Begitu melewati Gerbang Meridian, saya dikelilingi oleh lautan manusia, dengan aksen dan bahasa yang tak terhitung yang mengidentifikasi pengunjung dari seluruh China dan dunia di luar, tetapi kemegahan tempat itu tampaknya tidak membutuhkan terjemahan. "Sebagai Anak Langit, tugas terpenting kaisar adalah menjaga keseimbangan antara Langit dan Bumi, " kata Yang Xin, 86, seorang profesor filsafat di tempat yang masih secara resmi dikenal sebagai Universitas Peking. "Untuk membantunya mencapai ini, Kota Terlarang dirancang sebagai model kecil dari seluruh kosmos."

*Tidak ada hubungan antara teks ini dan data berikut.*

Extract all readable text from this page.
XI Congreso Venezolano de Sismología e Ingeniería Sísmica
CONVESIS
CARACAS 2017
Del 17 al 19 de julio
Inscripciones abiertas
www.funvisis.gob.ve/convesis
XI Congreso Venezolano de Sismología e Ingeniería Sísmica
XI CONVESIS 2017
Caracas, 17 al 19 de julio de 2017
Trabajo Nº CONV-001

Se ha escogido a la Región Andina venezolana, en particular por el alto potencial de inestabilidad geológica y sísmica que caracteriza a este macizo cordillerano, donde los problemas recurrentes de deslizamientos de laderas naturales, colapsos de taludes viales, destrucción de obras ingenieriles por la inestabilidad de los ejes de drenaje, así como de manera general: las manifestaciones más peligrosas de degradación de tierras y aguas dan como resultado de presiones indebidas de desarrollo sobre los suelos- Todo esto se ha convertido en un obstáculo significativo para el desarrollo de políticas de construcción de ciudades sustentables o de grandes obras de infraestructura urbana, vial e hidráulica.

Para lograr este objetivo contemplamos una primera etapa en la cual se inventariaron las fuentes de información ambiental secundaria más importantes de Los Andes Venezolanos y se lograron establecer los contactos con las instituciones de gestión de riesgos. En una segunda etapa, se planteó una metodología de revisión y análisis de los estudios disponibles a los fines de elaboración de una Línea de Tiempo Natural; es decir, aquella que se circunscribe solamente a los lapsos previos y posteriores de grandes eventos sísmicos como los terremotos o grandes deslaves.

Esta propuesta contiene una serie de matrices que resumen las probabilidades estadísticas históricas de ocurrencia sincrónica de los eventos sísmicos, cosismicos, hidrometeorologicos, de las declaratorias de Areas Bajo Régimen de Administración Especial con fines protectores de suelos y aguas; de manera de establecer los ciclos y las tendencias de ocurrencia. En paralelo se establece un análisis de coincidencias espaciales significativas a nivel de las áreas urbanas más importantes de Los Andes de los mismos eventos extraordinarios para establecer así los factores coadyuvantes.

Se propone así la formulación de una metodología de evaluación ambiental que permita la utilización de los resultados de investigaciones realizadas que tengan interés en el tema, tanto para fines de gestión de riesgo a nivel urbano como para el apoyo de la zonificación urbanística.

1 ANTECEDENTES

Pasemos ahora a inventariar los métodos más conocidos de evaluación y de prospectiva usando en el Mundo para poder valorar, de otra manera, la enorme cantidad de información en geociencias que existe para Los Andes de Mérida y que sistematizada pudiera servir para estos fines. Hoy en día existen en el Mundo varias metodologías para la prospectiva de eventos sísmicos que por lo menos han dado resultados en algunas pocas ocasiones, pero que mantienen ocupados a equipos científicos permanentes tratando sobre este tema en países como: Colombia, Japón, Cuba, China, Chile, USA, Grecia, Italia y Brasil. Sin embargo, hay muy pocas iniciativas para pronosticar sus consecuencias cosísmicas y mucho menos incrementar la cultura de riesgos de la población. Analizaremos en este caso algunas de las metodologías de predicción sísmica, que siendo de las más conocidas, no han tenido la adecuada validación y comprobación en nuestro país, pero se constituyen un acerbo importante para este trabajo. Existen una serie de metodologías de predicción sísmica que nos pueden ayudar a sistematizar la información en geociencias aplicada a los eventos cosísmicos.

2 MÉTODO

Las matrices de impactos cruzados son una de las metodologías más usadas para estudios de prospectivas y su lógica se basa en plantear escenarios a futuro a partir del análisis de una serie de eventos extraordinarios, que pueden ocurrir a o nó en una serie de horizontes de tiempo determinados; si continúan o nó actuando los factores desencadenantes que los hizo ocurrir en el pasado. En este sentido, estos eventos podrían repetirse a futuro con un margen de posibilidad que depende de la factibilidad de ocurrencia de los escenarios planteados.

Para perencana, setelah lebih dari seribu tahun tradisi kekaisaran untuk menyampaikan rasa harmoni, mengatur bangunan paling penting pada poros utara-selatan dan secara simetris mengapitnya dengan struktur yang lebih rendah. Gerbang Meridian, berbentuk U dan dengan dinding merah yang tinggi, dirancang untuk meningkatkan antisipasi pengunjung akan kehadiran kaisar, Yang memberi tahu saya. Melewati lorong berkubah tinggi, tiba-tiba saya melihat lima jembatan batu putih melintasi sungai di depan sebuah plaza yang menurut panduan saya dapat menampung 50.000 orang istana. Di atas alun-alun terdapat Hall of Supreme Harmony abad ke-15, setinggi 120 kaki di gedung tertinggi di kompleks ini. "Semua upacara penting diadakan di alun-alun atau di aula, " kata Yang. "Kaisar menikah di sini, naik tahta di sini, merayakan Tahun Baru di sini dan mengirim para jenderal untuk berperang dari sini."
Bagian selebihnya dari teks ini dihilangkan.